Lorsque le cyberharcèlement est commis via une messagerie, la victime doit conserver les messages écrits et les messages vocaux, et éventuellement demander à son opérateur un relevé des transmissions pour faire valoir que le contenu a bien été envoyé par l’auteur du cyberharcèlement.
La récolte de ces preuves doit être effectuée le plus rapidement possible, et avant d’en informer l’auteur, pour éviter que ce dernier ne retire ou efface ses publications.
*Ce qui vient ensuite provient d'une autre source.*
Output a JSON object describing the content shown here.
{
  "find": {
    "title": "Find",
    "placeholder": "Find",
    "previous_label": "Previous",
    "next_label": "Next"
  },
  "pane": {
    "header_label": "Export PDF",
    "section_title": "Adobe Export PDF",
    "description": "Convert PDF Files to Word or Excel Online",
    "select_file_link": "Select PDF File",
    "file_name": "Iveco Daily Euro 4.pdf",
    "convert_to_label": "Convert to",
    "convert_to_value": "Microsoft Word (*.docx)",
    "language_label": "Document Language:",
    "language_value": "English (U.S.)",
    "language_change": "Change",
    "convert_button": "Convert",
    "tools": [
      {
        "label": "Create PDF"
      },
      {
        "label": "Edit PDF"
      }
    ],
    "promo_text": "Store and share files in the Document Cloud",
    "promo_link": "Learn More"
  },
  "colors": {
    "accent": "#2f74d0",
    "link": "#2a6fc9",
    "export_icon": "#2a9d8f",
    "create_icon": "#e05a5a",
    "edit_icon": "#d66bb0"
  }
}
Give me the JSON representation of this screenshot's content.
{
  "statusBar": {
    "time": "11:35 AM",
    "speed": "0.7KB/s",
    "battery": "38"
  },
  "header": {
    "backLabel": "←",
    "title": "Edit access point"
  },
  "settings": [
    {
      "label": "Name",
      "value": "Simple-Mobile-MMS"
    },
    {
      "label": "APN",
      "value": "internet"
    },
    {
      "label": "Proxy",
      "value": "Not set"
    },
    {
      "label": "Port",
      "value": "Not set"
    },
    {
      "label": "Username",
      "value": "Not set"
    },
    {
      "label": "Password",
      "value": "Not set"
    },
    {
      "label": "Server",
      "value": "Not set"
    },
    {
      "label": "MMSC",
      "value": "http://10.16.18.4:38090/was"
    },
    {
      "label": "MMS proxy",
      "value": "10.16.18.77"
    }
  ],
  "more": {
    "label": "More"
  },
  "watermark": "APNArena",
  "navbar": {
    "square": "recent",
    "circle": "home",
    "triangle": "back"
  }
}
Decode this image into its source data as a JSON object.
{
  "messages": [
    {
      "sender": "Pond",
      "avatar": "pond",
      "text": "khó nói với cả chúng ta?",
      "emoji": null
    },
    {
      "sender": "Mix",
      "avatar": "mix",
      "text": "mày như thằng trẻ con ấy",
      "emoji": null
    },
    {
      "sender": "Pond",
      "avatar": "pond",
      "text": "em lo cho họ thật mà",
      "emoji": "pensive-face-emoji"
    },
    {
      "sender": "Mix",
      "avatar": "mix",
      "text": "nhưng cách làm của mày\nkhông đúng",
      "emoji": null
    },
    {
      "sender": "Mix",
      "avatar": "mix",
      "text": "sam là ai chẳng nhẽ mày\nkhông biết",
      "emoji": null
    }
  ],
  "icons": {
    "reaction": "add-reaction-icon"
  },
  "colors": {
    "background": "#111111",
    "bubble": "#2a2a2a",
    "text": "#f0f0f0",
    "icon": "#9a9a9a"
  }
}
Afin d’assurer toutes les chances de réussite des poursuites contre l’auteur d’un cyberharcèlement, pour que les preuves revêtent la forme la plus probante possible la victime peut avoir recours aux services d’un Commissaire de justice.
L’officier peut alors, sans se déplacer chez l’auteur, par l’établissement d’un constat informatique, qui permettra de sauvegarder les éléments de preuve du cyberharcèlement, mais également consignera les informations relatives au terminal d’accès utilisé.
Un constat pourra également être établi par Commissaire de justice concernant les messages reçus par la victime, afin d’attester de la véracité de leur contenu.
La victime pourra en outre produire un certificat médical, attestant de l’atteinte à sa santé physique ou mentale.